Supposons encore qu'il y a en Angleterre et en France la même quantité d'or, mais plus d'argent dans l'un de ces royaumes que dans l'autre. Supposons enfin qu'il y a en Hollande beaucoup plus d'or que partout ailleurs, et beaucoup moins d'argent.

Dans ces suppositions où la quantité de l'or relativement à l'argent est différente d'un État à l'autre, la valeur relative de ces métaux ne pourra pas être la même dans les marchés de ces trois nations. L'or, par exemple, aura un prix en France, un autre en Hollande, un autre en Angleterre.

Mais si on permet à ces métaux de circuler librement parmi tous les peuples de l'Europe, alors on ne les appréciera pas d'après le rapport où ils sont l'un à l'autre en France, en Hollande ou en Angleterre ; mais on les appréciera d'après le rapport où ils sont l'un à l'autre chez toutes les nations prises ensemble. Quoique inégalement répartis, ils seront censés être en même quantité partout, parce que ce qu'il y aura de plus en or, par exemple, aujourd'hui dans un État, peut en sortir et passer demain dans un autre.
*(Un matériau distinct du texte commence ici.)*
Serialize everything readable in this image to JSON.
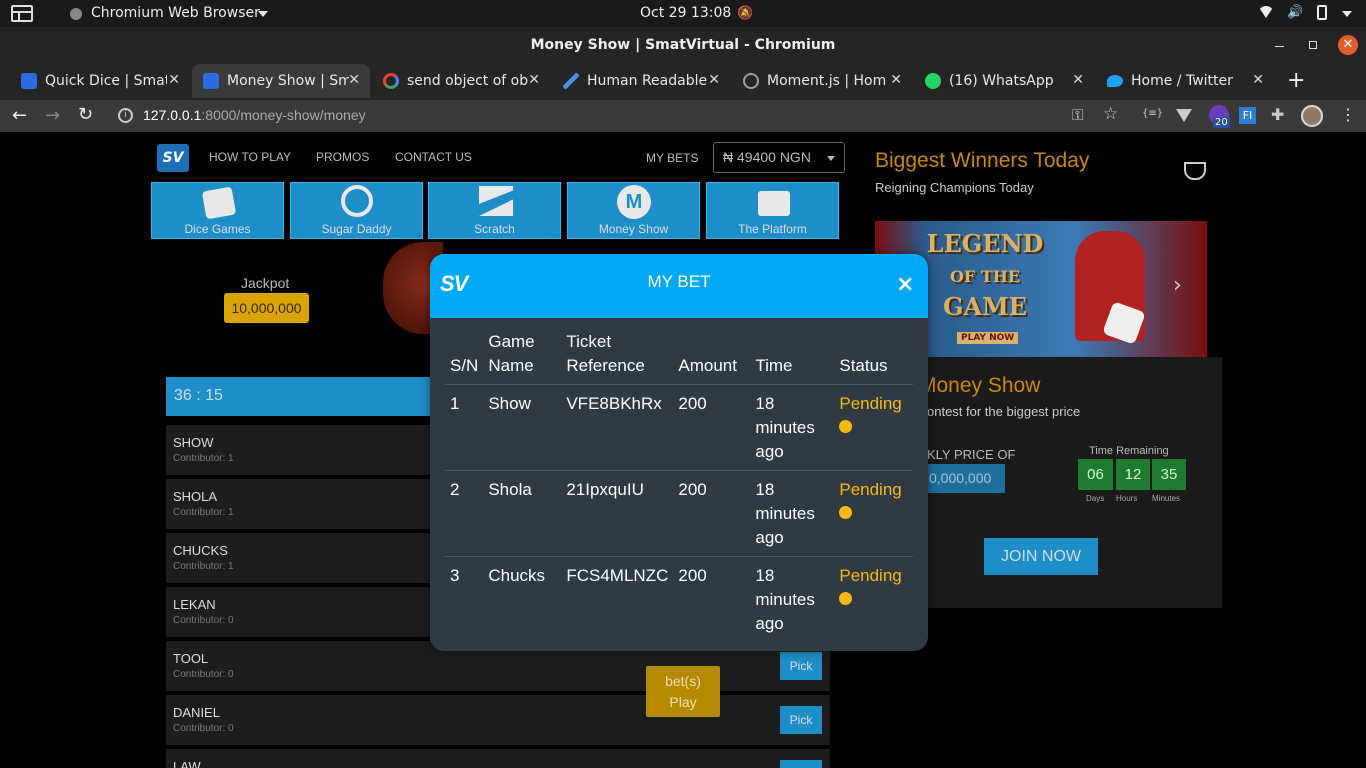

Voilà pourquoi, dans tous les marchés de l'Europe, on juge du rapport de l'or à l'argent comme on en jugerait dans un seul marché commun.

On voit donc comment la valeur relative de l'or à l'argent s'apprécie de la même manière dans plusieurs États, où ces métaux passent librement de l'un chez l'autre. Mais lorsque des nations éloignées ne peuvent pas avoir entre elles un commerce continuel, et, pour ainsi dire, journalier, alors cette valeur s'apprécie différemment chez chacune, parce qu'elle se règle dans des marchés qui n'ont point entre eux assez de relation, et, dont, par cette raison, on ne saurait former un seul marché commun. Au Japon, par exemple, l'or est à l'argent comme un à huit, tandis qu'il est en Europe comme un à quatorze et demi, ou comme un à quinze.

J'ai dit que les marchés font la loi au gouvernement. Pour le comprendre, supposons que, dans tous les marchés de l'Europe, l'or soit à l'argent comme un à quatorze, et que cependant le gouvernement évalue en France ces métaux dans le rapport d'un à quinze, et voyons ce qui doit en résulter.

En France, il faudra quinze onces d'argent pour payer une once d'or ; tandis que, chez l'étranger, on paiera une once d'or avec quatorze onces d'argent : sur quinze onces d'argent, on gagnera donc une once, toutes les fois qu'on en portera chez l'étranger pour l'échanger contre de l'or ; et par conséquent l'argent sortira insensiblement du royaume. Quand ensuite le gouvernement voudra le faire revenir, il perdra encore un quinzième, parce que, pour une once d'or, on ne lui donnera que quatorze onces d'argent. Or il éviterait toutes ces pertes s'il se conformait au prix du marché commun.